VOA - Friday 19th May, 2017
The trend has been marked by growing acceptance, with 39 percent of adults in a Pew poll this spring saying that it is good for society, a 15-point increase in seven years, the report said.
Among all married Americans, about 10 percent, or 11 million people, had a spouse of a different race or ethnicity, said Pew, which based its report on Census Bureau data.
'We're seeing changing behaviors and we're also seeing changes in attitude about intermarriage, and they're all moving in the same direction,' Gretchen Livingston, a senior Pew researcher and an author of the study, said by telephone.
In the report, people were classified first by ethnicity, defined as Hispanic or not, and then by race - white, black, Asian, American Indian, multiracial or other. Intermarriage involves a Hispanic and a non-Hispanic, or ties between non-Hispanic spouses from different racial groups.
The findings mark a social turnaround from 1967, when a mere 3 percent of new marriages was interracial.
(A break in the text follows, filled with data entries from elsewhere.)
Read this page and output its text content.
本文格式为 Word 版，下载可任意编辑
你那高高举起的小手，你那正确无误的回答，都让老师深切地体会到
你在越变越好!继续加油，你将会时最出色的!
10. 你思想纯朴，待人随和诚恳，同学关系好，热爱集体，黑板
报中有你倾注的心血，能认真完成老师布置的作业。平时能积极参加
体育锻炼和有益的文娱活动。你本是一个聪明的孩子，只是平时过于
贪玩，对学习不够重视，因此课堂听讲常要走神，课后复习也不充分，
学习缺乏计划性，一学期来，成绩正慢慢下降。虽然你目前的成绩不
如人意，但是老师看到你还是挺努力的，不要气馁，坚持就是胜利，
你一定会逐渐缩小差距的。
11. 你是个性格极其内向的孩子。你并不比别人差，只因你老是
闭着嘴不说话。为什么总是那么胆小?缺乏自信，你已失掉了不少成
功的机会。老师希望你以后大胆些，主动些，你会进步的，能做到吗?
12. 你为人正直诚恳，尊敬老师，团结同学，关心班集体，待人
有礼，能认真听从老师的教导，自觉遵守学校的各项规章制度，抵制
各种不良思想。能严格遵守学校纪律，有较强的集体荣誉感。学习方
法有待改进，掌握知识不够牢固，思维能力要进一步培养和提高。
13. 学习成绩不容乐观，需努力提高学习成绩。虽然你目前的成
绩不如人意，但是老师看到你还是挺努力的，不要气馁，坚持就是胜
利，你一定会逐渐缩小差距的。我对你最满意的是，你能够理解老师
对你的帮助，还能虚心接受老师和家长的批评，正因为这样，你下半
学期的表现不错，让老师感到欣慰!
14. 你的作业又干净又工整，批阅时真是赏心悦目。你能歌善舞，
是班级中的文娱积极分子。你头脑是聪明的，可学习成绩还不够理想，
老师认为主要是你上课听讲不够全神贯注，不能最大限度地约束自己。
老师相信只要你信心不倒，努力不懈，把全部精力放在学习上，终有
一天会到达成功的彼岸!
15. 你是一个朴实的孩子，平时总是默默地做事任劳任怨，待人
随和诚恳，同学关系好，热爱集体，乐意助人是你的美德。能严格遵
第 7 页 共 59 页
The Supreme Court that year ruled in the landmark Loving v.
Virginia case that marriage across racial lines was legal throughout the United States.
The number of new marriages across racial or ethnic lines varies widely across U.S. metropolitan areas. Honolulu had, by far, the biggest share of newlyweds - 42 percent - marrying someone of a different race or ethnicity, trailed by Las Vegas at 31 percent.
Those cities' high degree of ethnic diversity likely contributes to interracial marriages, the report said. In Honolulu, the 'marriage market' of unmarried and recently married adults in Honolulu comprises 42 percent Asians, 20 percent non-Hispanic whites, and 9 percent Hispanics.
At the other end of the scale, 3 percent of newlyweds in Jackson, Mississippi, and Asheville, North Carolina, married across racial or ethnic lines. In Asheville, the pool of potential spouses is 85 percent white, the analysis said.
The most dramatic increase in intermarriage has occurred among black newlyweds. Since 1980, the share who married someone of a different race or ethnicity has surged to 18 percent from 5 percent.
White intermarriage has risen to 11 percent from 4 percent over the same period, but whites are the least likely among racial or ethnic groups to intermarry, the report said.